A Cherry Valley native is a pioneering climber, setting a benchmark for the fastest women’s team climb of New York’s 46 High Peaks of the Adirondacks.
Bethany Garretson, Cherry Valley-Springfield Central School class of 2004, and her climbing partner, Katie Rhodes of Norwich, climbed the peaks in seven days, four hours and 50 minutes. They were the first all-women team to speed climb the 46 unsupported, and also hold the third best time ever in the burgeoning climbing sport known as Fastest Known Time.
Garretson’s family is multi-generational in Cherry Valley, with farms and sports being the center of their lives. Her dad, Tom Garretson, is the longtime town supervisor. Her mom was the longtime girls soccer coach and nurse at CV-S; now retired, Amy Garretson serves on the school board.
Garretson said her background as a high school and college athlete, in soccer and basketball, and her lifestyle growing up in Cherry Valley helped her become a peak climber with an eye for FKTs.
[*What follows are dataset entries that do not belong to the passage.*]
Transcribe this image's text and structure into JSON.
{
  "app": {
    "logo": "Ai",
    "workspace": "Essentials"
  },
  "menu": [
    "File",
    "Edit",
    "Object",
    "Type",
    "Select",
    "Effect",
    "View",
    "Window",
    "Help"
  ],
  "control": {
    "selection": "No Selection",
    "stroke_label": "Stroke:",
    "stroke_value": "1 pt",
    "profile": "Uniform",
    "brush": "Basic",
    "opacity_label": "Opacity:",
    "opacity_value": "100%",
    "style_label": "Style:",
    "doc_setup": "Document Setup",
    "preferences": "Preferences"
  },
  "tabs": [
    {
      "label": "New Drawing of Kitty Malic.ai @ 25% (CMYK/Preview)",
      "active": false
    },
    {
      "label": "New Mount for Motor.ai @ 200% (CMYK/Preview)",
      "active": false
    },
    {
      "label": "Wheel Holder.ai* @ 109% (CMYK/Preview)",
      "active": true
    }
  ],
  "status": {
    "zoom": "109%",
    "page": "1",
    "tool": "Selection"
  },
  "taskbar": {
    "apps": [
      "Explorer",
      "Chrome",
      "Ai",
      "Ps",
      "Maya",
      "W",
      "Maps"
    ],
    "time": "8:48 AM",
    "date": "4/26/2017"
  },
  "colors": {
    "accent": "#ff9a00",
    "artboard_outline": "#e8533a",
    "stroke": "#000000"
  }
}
“I continued to play soccer and basketball in college, and when I graduated in 2009, I thought, ‘wow, what am I going to do now?’,” said Garretson, who teaches environmental studies at her alma mater, Paul Smith’s College.
“I was living in the Adirondacks. At first I heard about an iron man,” she continued, “but the iron man required a lot of money to get started.
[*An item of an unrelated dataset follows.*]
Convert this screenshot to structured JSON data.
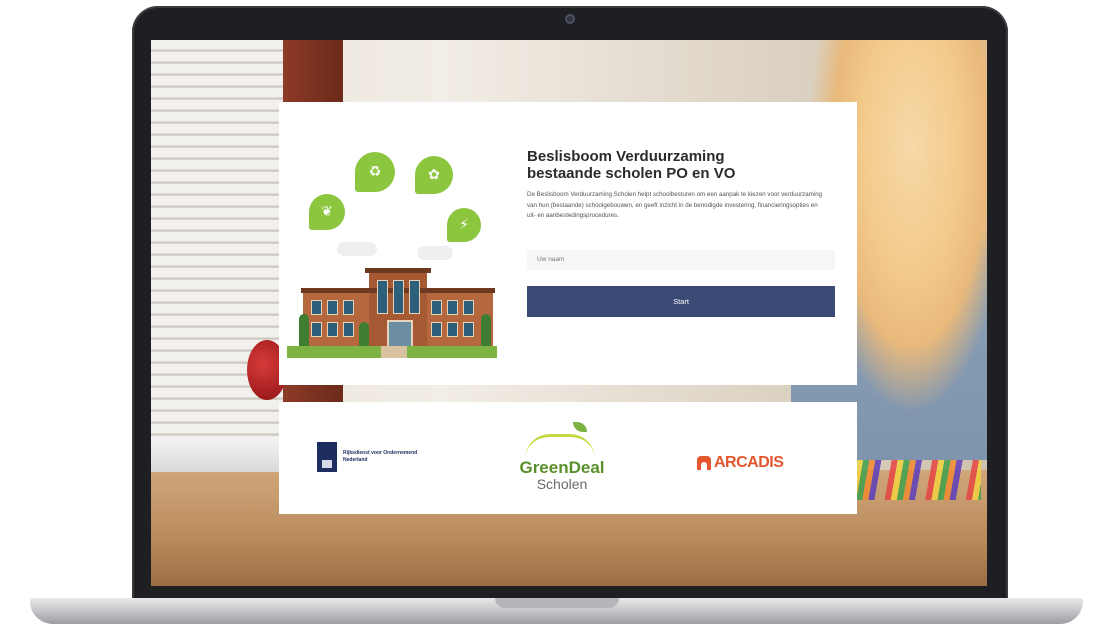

“I loved to hike up here. It just became part of my lifestyle. I think that ties into growing up in Cherry Valley,” Garretson said. “I would walk everywhere. I would work on my family’s farm, then I would walk to my grandparents’ farm so I could work there.”
Garretson had hiked the 46 peaks multiple times and began writing about her journeys, she said, which in turn connected her with a larger hiking community, including Rhodes. They learned about the FKTs and decided to team up. Their goal had only been done a few times by tandems and had never been done by two women.
“Katie is everything I was looking for in a climbing partner,” Garretson said. “I knew I needed a partner who wanted it as much as I do.”
Garretson said she needed a partner experienced in back country rescue, with strong navigation skills and stronger mental toughness. Knowing the 46 peaks was a must, too.
Unsupported climbers carry about 30 pounds of gear, including their food, walking the peaks consecutively.
Once they studied the challenge, Garretson set a 30-day on-call window in September when she thought the upstate weather could be perfect for the endurance climb, with cool temperatures and no rain. They embarked Thursday, Sept. 10, and finished Thursday, Sept. 17, with only one storm, on day four.
The entire journey logged about 180 miles and 64,000 vertical feet, she said.
The duo also raised money for charity as part of their effort. Rhodes selected the American Foundation for Suicide Prevention and as of Thursday, Sept. 24, they had raised nearly $3,500.
Garretson said her goal next season is the Long Trail in Vermont and she will continued to do unsupported hikes, in search of getting FKTs.
“It is fun to be a pioneer,” she said. “You just don’t see as many women doing this, because of the overnights and because of the unsupported. I just love it. It has become my niche.”
Garretson said FKTs are an exercise fit for the coronavirus pandemic because, “races may be canceled, but this is something you can still do.”
And while Garretson said she hopes to inspire other women, she doesn’t have to look far from her family to know the effect she has had. Her cousin, Lauren Loucks, who played for her mom’s last championship team, in 2013, has become a 46er, too.
“She is 10 years younger than me, but we have been able to become close through hiking,” Garretson said. “That’s just the family I came from. We’re sports people.”